RENO, Nev. - A Harrah's Reno bartender is claiming discrimination after being fired for refusing to comply with a new policy requiring female employees to wear makeup.
Darlene Jespersen, 44, who was fired in August after 21 years with Harrah's, said she has never worn makeup but has always been well-groomed and clean.
''I was humiliated,'' she told a Reno newspaper. ''I was good enough to do my job as a bartender for 18, 19 years and suddenly I wasn't good enough to do my job anymore because I refused to look like a clown.
''And I wonder, is it because I wasn't pretty enough or too old?. I just know that if I were a man, this would be a non-issue ... This is about (women's) civil rights.''
Harrah's spokesman Gary Thompson declined comment on Jespersen's dismissal, citing her right to privacy.
But he defended the policy, saying customers expect female employees to look good and wear makeup.
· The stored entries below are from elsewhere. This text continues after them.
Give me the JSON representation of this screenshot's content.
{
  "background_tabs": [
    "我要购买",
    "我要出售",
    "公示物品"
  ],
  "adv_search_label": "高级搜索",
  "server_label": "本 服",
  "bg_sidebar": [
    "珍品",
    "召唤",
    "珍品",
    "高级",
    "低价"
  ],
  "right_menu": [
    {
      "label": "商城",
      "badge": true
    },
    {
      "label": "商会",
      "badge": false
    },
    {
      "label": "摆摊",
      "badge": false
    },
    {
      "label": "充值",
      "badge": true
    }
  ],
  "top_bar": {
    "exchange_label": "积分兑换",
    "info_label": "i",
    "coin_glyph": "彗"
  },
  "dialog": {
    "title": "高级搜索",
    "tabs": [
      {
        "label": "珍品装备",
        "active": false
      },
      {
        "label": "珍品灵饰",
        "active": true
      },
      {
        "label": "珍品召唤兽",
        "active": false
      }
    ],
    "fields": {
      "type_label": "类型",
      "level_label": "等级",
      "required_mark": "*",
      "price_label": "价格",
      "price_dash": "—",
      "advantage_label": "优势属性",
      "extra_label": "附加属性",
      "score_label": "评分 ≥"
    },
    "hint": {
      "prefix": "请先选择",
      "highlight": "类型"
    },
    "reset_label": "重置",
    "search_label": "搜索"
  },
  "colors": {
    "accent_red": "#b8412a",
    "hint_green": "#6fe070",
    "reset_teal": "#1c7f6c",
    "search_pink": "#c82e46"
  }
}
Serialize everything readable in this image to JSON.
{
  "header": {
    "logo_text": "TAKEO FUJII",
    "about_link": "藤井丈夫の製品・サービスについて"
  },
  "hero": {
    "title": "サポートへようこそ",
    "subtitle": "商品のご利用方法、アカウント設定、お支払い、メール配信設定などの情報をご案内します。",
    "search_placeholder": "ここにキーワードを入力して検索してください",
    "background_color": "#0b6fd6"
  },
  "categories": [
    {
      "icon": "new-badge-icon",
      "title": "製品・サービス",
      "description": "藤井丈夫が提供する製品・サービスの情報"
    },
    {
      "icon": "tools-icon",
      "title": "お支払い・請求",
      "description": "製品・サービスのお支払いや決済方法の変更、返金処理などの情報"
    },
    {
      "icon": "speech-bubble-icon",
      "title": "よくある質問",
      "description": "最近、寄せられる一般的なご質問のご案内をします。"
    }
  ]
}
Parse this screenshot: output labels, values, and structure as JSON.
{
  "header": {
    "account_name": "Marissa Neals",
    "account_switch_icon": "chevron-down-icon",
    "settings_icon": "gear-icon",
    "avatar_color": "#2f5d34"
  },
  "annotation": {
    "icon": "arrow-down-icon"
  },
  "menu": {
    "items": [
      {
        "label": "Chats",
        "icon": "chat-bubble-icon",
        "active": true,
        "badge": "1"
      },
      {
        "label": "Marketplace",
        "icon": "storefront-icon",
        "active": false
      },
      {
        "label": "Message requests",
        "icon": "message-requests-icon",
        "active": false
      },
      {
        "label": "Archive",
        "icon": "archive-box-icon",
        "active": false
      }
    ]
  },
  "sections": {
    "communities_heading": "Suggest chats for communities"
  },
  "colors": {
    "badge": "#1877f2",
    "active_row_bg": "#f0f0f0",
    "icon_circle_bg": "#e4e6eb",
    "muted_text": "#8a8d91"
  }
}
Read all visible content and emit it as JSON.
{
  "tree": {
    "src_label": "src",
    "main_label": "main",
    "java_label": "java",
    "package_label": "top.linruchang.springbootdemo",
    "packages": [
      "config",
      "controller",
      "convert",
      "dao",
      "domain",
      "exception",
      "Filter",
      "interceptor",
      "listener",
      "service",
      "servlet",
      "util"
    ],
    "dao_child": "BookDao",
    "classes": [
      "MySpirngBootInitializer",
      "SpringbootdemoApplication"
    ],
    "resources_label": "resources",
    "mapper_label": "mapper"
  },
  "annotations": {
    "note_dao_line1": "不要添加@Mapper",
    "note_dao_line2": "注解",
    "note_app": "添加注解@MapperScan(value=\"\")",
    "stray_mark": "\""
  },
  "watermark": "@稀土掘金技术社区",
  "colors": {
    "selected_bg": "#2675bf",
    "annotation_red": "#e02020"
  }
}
''It is one of the expectations in our culture,'' he said. ''Women have traditionally worn makeup. I've been around women all my life. I've not seen many women who did not know how to wear makeup.''
The new appearance guidelines require women to wear teased, curled or styled hair, solid black leather shoes and makeup - defined as foundation or face powder, blush, mascara and lipstick.
The new policy also forbids male employees to wear ponytails or hair below the top of shirt collars.
Before being fired, Jespersen talked to officials at the Equal Employment Opportunity Commission, who told her that Nevada courts have ruled that employers can ask employees to wear makeup.
She then consulted the Alliance for Workers' Rights, which helped her find an attorney.
She did not return a phone message left on her home answering machine Sunday seeking comment on her plans.
Thompson said most employees have accepted the new dress policy. But he acknowledged opposition to a requirement that employees fit into their original uniforms, even after pregnancy.
After a number of complaints, the policy now gives women six months to lose the weight and fit back into their original uniforms.
Donna Cartinella, who worked as a Harrah's cocktail waitress for 23 years, said the requirement adds a lot of stress, especially for women.
She quit this summer, in part because Harrah's demanded in writing that female employees control their weight and wear makeup.
''Think about how weight fluctuates,'' she said. ''With this new appearance standard, if you gain weight, which many of us do, you're really in trouble.''
In Reno, appearance standards vary from casino to casino. At least two other local casinos do not require female employees to wear makeup.
In Las Vegas, a spokesman for The Venetian Resort Hotel and Casino said his resort does not ask female employees to sign a paper requiring makeup.
Earlier this year, a group of women launched a statewide drive to give casino cocktail waitresses the right to choose whether to wear high heels at work.
Women say two-inch heels can cause serious foot and back injuries, and Nevada casinos should end their mandatory high heel policy.